Connecticut Voice

Your LGBTQ+ Voice

The Audacious Voice

Facing the End—Chion talks with Dr. David Meyers about facing his inevitable death with love and grace. He faced brain cancer, and treatment extended his life for five years. Yet, when the inevitable eventually arrived, he faced it with grace and compassion. Chion writes about how Dr. Meyers chose to go out with love in his heart, gratitude, and, ironically, a lifetime supply of dark chocolate sent from people who had heard the original interview.

Meet the Psychopaths—Anyone who has been to a movie featuring a crazed weapon-wielding villain is familiar with the popular portrayal of psychopaths. However, this romanticized, fictional portrayal is inaccurate. In this column, Chion talks with two diagnosed psychopaths, and neither is likely to leap out of a cupboard with a butcher knife or chainsaw. In fact, you would be hard-pressed to accurately identify a true psychopath. Chion explains that pathology of this disorder and how these people walk among us mostly unrecognized, and she makes the distinction between psychopaths and “neurotypicals,” which is pretty much the rest of us, as far as we know. One of the adaptive techniques psychopaths have mastered is “masking.” And, no we’re not talking about the classic hockey goalie mask. It’s an adaptation these people make in order to seem more like neurotypicals—in order to keep things on an even keel. Though, of course, there are always variations. Chion doesn’t want to spoil horror movies for fans; she’s just adding a dose of reality.

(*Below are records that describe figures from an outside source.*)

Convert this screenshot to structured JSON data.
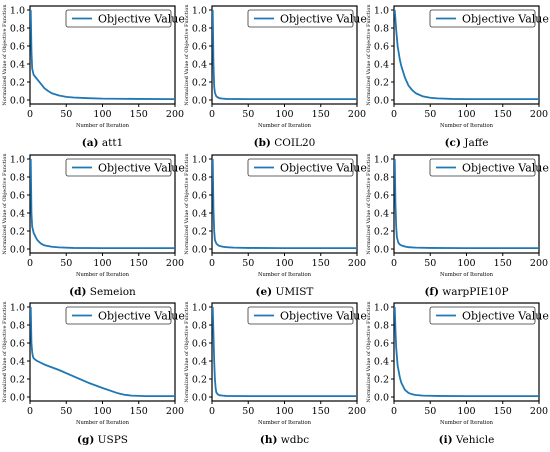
{
  "chart_data": [
    {
      "type": "line",
      "panel_label": "(a)",
      "panel_name": "att1",
      "xlabel": "Number of Iteration",
      "ylabel": "Normalized Value of Objective Function",
      "xlim": [
        0,
        200
      ],
      "ylim": [
        0,
        1
      ],
      "xticks": [
        0,
        50,
        100,
        150,
        200
      ],
      "yticks": [
        0.0,
        0.2,
        0.4,
        0.6,
        0.8,
        1.0
      ],
      "legend": "top-right",
      "series": [
        {
          "name": "Objective Value",
          "color": "#1f77b4",
          "x": [
            1,
            2,
            3,
            5,
            8,
            10,
            15,
            20,
            25,
            30,
            40,
            50,
            60,
            80,
            100,
            150,
            200
          ],
          "y": [
            1.0,
            0.55,
            0.35,
            0.28,
            0.25,
            0.23,
            0.18,
            0.13,
            0.1,
            0.075,
            0.05,
            0.035,
            0.028,
            0.02,
            0.015,
            0.012,
            0.01
          ]
        }
      ]
    },
    {
      "type": "line",
      "panel_label": "(b)",
      "panel_name": "COIL20",
      "xlabel": "Number of Iteration",
      "ylabel": "Normalized Value of Objective Function",
      "xlim": [
        0,
        200
      ],
      "ylim": [
        0,
        1
      ],
      "xticks": [
        0,
        50,
        100,
        150,
        200
      ],
      "yticks": [
        0.0,
        0.2,
        0.4,
        0.6,
        0.8,
        1.0
      ],
      "legend": "top-right",
      "series": [
        {
          "name": "Objective Value",
          "color": "#1f77b4",
          "x": [
            1,
            2,
            3,
            4,
            6,
            8,
            10,
            15,
            20,
            50,
            100,
            200
          ],
          "y": [
            1.0,
            0.4,
            0.15,
            0.08,
            0.04,
            0.03,
            0.02,
            0.015,
            0.012,
            0.01,
            0.01,
            0.01
          ]
        }
      ]
    },
    {
      "type": "line",
      "panel_label": "(c)",
      "panel_name": "Jaffe",
      "xlabel": "Number of Iteration",
      "ylabel": "Normalized Value of Objective Function",
      "xlim": [
        0,
        200
      ],
      "ylim": [
        0,
        1
      ],
      "xticks": [
        0,
        50,
        100,
        150,
        200
      ],
      "yticks": [
        0.0,
        0.2,
        0.4,
        0.6,
        0.8,
        1.0
      ],
      "legend": "top-right",
      "series": [
        {
          "name": "Objective Value",
          "color": "#1f77b4",
          "x": [
            1,
            3,
            5,
            8,
            10,
            15,
            20,
            25,
            30,
            40,
            50,
            60,
            80,
            100,
            150,
            200
          ],
          "y": [
            1.0,
            0.78,
            0.6,
            0.45,
            0.38,
            0.25,
            0.16,
            0.11,
            0.075,
            0.04,
            0.025,
            0.018,
            0.012,
            0.01,
            0.01,
            0.01
          ]
        }
      ]
    },
    {
      "type": "line",
      "panel_label": "(d)",
      "panel_name": "Semeion",
      "xlabel": "Number of Iteration",
      "ylabel": "Normalized Value of Objective Function",
      "xlim": [
        0,
        200
      ],
      "ylim": [
        0,
        1
      ],
      "xticks": [
        0,
        50,
        100,
        150,
        200
      ],
      "yticks": [
        0.0,
        0.2,
        0.4,
        0.6,
        0.8,
        1.0
      ],
      "legend": "top-right",
      "series": [
        {
          "name": "Objective Value",
          "color": "#1f77b4",
          "x": [
            1,
            2,
            3,
            5,
            8,
            10,
            15,
            20,
            30,
            40,
            60,
            100,
            200
          ],
          "y": [
            1.0,
            0.4,
            0.25,
            0.18,
            0.13,
            0.1,
            0.06,
            0.04,
            0.025,
            0.018,
            0.012,
            0.01,
            0.01
          ]
        }
      ]
    },
    {
      "type": "line",
      "panel_label": "(e)",
      "panel_name": "UMIST",
      "xlabel": "Number of Iteration",
      "ylabel": "Normalized Value of Objective Function",
      "xlim": [
        0,
        200
      ],
      "ylim": [
        0,
        1
      ],
      "xticks": [
        0,
        50,
        100,
        150,
        200
      ],
      "yticks": [
        0.0,
        0.2,
        0.4,
        0.6,
        0.8,
        1.0
      ],
      "legend": "top-right",
      "series": [
        {
          "name": "Objective Value",
          "color": "#1f77b4",
          "x": [
            1,
            2,
            3,
            4,
            6,
            8,
            10,
            15,
            20,
            30,
            50,
            100,
            200
          ],
          "y": [
            1.0,
            0.45,
            0.2,
            0.1,
            0.06,
            0.045,
            0.035,
            0.025,
            0.02,
            0.015,
            0.012,
            0.01,
            0.01
          ]
        }
      ]
    },
    {
      "type": "line",
      "panel_label": "(f)",
      "panel_name": "warpPIE10P",
      "xlabel": "Number of Iteration",
      "ylabel": "Normalized Value of Objective Function",
      "xlim": [
        0,
        200
      ],
      "ylim": [
        0,
        1
      ],
      "xticks": [
        0,
        50,
        100,
        150,
        200
      ],
      "yticks": [
        0.0,
        0.2,
        0.4,
        0.6,
        0.8,
        1.0
      ],
      "legend": "top-right",
      "series": [
        {
          "name": "Objective Value",
          "color": "#1f77b4",
          "x": [
            1,
            2,
            3,
            4,
            6,
            8,
            10,
            15,
            20,
            30,
            50,
            100,
            200
          ],
          "y": [
            1.0,
            0.5,
            0.25,
            0.13,
            0.07,
            0.05,
            0.04,
            0.028,
            0.02,
            0.015,
            0.012,
            0.01,
            0.01
          ]
        }
      ]
    },
    {
      "type": "line",
      "panel_label": "(g)",
      "panel_name": "USPS",
      "xlabel": "Number of Iteration",
      "ylabel": "Normalized Value of Objective Function",
      "xlim": [
        0,
        200
      ],
      "ylim": [
        0,
        1
      ],
      "xticks": [
        0,
        50,
        100,
        150,
        200
      ],
      "yticks": [
        0.0,
        0.2,
        0.4,
        0.6,
        0.8,
        1.0
      ],
      "legend": "top-right",
      "series": [
        {
          "name": "Objective Value",
          "color": "#1f77b4",
          "x": [
            1,
            2,
            3,
            4,
            5,
            8,
            10,
            20,
            40,
            60,
            80,
            100,
            120,
            130,
            140,
            160,
            180,
            200
          ],
          "y": [
            1.0,
            0.6,
            0.5,
            0.45,
            0.43,
            0.41,
            0.4,
            0.36,
            0.3,
            0.23,
            0.16,
            0.1,
            0.045,
            0.025,
            0.015,
            0.01,
            0.01,
            0.01
          ]
        }
      ]
    },
    {
      "type": "line",
      "panel_label": "(h)",
      "panel_name": "wdbc",
      "xlabel": "Number of Iteration",
      "ylabel": "Normalized Value of Objective Function",
      "xlim": [
        0,
        200
      ],
      "ylim": [
        0,
        1
      ],
      "xticks": [
        0,
        50,
        100,
        150,
        200
      ],
      "yticks": [
        0.0,
        0.2,
        0.4,
        0.6,
        0.8,
        1.0
      ],
      "legend": "top-right",
      "series": [
        {
          "name": "Objective Value",
          "color": "#1f77b4",
          "x": [
            1,
            2,
            3,
            4,
            5,
            6,
            8,
            10,
            15,
            20,
            50,
            100,
            200
          ],
          "y": [
            1.0,
            0.7,
            0.4,
            0.2,
            0.1,
            0.05,
            0.03,
            0.02,
            0.015,
            0.012,
            0.01,
            0.01,
            0.01
          ]
        }
      ]
    },
    {
      "type": "line",
      "panel_label": "(i)",
      "panel_name": "Vehicle",
      "xlabel": "Number of Iteration",
      "ylabel": "Normalized Value of Objective Function",
      "xlim": [
        0,
        200
      ],
      "ylim": [
        0,
        1
      ],
      "xticks": [
        0,
        50,
        100,
        150,
        200
      ],
      "yticks": [
        0.0,
        0.2,
        0.4,
        0.6,
        0.8,
        1.0
      ],
      "legend": "top-right",
      "series": [
        {
          "name": "Objective Value",
          "color": "#1f77b4",
          "x": [
            1,
            2,
            3,
            5,
            8,
            10,
            15,
            20,
            25,
            30,
            40,
            60,
            100,
            200
          ],
          "y": [
            1.0,
            0.75,
            0.55,
            0.35,
            0.22,
            0.16,
            0.08,
            0.045,
            0.03,
            0.022,
            0.015,
            0.012,
            0.01,
            0.01
          ]
        }
      ]
    }
  ]
}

Platonic Partners—They’re like besties…only more so. Chion digs into the idea of Platonic Life Partners—people who are committed to one another in ways analogous to a traditional marriage, but there’s no sex. These individuals become primary life partners, or are what were known more than a century ago as “Boston Marriages.” While some might judge these, be made uncomfortable, or simply not understand, Chion puts it in context. There are almost as many kinds of relationships as there are people, and as Chion explains, binary or rigid descriptions of love and connection no longer need apply. She notes, “the term, Gay & Lesbian wasn’t inclusive—or descriptive—enough. So now we have LGBTQIA+.” It’s a fascinating take, and it’s pure Chion—warm, open, curious, and accepting.